Date of Award

Spring 2014

Degree Name

Honors Bachelor of Arts

Department

English

Sponsor

Dr. Jana Mathews

Committee Member

Dr. Jill Jones

Abstract

The bloody, murderous reputation of Frankenstein and Dracula haunted society for almost a century. “Monster” seemed to be indelibly synonymous with horror, sex, and crime, and these associations survived perpetual narrative revision since the conception of these terrifying nineteenth-century classics. But somewhere along the way, a paradigm shift occurred: contemporary monsters are no longer relegated to the gloomy corners of adult novels or horror films. Kids eat Franken Berry cereal for breakfast, watch Sesame Street and Monsters, Inc., and dress like sexified monsters at Universal’s Halloween Horror Nights.
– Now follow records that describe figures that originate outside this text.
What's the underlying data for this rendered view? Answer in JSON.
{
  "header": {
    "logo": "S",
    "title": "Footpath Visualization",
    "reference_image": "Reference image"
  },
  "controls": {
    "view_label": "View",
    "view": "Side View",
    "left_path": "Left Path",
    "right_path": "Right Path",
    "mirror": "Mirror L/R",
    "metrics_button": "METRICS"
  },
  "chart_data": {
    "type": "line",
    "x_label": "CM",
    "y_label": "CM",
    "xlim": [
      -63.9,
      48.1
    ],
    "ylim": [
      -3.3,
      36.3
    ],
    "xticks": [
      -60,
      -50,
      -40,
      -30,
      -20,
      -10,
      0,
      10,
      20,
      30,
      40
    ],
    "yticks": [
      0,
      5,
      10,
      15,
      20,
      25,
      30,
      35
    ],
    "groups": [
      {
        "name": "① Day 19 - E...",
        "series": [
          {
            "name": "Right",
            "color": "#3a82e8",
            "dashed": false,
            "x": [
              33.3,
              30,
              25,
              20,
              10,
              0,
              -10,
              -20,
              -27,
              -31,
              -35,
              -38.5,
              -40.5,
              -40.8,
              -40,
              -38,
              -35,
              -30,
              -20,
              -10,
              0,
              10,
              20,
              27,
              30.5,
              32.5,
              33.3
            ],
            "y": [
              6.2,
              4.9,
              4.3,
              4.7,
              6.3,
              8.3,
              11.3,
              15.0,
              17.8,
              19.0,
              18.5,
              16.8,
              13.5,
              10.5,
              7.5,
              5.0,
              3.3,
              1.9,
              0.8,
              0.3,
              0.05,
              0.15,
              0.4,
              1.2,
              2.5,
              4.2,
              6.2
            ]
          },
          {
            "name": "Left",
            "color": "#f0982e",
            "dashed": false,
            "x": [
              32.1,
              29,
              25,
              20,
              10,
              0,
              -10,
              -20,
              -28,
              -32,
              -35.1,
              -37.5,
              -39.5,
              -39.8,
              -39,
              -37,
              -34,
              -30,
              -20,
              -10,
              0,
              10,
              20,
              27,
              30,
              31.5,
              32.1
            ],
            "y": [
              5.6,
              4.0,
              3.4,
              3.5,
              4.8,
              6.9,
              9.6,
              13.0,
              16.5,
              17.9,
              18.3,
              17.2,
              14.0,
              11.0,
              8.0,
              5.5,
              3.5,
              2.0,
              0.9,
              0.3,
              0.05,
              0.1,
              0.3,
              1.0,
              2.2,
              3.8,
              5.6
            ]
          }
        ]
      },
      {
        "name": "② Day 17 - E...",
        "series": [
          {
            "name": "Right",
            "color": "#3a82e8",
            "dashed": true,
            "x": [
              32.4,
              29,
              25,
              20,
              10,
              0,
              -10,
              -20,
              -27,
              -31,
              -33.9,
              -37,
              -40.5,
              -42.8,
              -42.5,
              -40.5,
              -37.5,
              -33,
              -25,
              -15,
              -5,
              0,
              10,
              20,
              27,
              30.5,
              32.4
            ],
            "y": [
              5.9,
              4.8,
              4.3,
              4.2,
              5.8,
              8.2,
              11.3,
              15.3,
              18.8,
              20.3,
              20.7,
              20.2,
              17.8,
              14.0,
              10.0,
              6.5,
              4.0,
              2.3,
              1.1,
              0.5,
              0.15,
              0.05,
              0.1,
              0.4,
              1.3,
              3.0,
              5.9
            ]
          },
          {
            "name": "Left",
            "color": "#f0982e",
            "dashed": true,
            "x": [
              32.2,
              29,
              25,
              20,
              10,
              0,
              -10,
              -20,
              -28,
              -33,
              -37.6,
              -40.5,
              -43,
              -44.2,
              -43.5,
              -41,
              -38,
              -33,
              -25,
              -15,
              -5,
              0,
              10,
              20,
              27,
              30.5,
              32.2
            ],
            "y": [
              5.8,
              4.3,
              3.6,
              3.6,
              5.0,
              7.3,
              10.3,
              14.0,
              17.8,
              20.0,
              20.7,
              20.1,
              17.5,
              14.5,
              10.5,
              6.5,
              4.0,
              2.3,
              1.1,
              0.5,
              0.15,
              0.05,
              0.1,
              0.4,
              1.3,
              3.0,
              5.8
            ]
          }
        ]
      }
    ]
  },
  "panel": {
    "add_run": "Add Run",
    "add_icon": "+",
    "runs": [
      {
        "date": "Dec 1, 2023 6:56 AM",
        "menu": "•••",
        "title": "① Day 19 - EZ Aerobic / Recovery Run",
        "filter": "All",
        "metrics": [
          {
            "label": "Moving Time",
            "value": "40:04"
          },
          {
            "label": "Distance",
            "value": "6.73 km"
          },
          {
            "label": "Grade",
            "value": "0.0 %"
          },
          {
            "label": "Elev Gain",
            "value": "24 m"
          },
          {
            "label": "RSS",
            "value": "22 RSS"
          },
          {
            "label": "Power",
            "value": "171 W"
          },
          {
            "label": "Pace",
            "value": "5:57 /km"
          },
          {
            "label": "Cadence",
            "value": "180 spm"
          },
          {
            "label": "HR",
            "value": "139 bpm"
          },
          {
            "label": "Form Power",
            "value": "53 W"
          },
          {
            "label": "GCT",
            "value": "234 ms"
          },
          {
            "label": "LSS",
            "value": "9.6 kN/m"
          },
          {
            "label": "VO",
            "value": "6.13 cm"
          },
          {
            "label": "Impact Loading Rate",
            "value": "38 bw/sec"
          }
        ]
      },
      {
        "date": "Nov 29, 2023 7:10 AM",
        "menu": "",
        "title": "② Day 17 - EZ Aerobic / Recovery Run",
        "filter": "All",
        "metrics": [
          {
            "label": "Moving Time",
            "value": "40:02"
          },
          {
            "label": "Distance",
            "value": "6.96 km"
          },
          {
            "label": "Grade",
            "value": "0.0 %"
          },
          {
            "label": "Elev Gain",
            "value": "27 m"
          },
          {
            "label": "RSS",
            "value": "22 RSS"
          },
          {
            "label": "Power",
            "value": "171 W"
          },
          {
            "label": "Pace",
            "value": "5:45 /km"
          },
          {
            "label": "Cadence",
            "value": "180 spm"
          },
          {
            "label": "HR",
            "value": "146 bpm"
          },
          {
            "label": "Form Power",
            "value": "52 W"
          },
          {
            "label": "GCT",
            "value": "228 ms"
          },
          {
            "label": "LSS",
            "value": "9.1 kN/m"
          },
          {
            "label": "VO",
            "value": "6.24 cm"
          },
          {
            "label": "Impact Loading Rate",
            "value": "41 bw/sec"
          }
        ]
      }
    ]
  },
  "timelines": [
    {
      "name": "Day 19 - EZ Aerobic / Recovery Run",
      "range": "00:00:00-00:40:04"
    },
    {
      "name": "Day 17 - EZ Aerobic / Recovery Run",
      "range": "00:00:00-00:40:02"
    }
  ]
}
After documenting the dark origin of Gothic monsters and the rise of a new monstrosity into America’s cultural consciousness, this paper will thematically examine the contemporary function of monsters, focusing on the cultural assimilation of fear and identity through monster spin-offs in the realm of young people. While at first it seems this shift is arbitrary, this paper argues that monsters have been rehabilitated from nightmares about the horrifying “other” and appropriated as not-so-scary companions for a deliberate reason: to revise young selfhood in American society by selling self-confidence in a convenient externalized form. A cultural close reading suggests people should accept the monster in the mirror because it is your friend; it is you.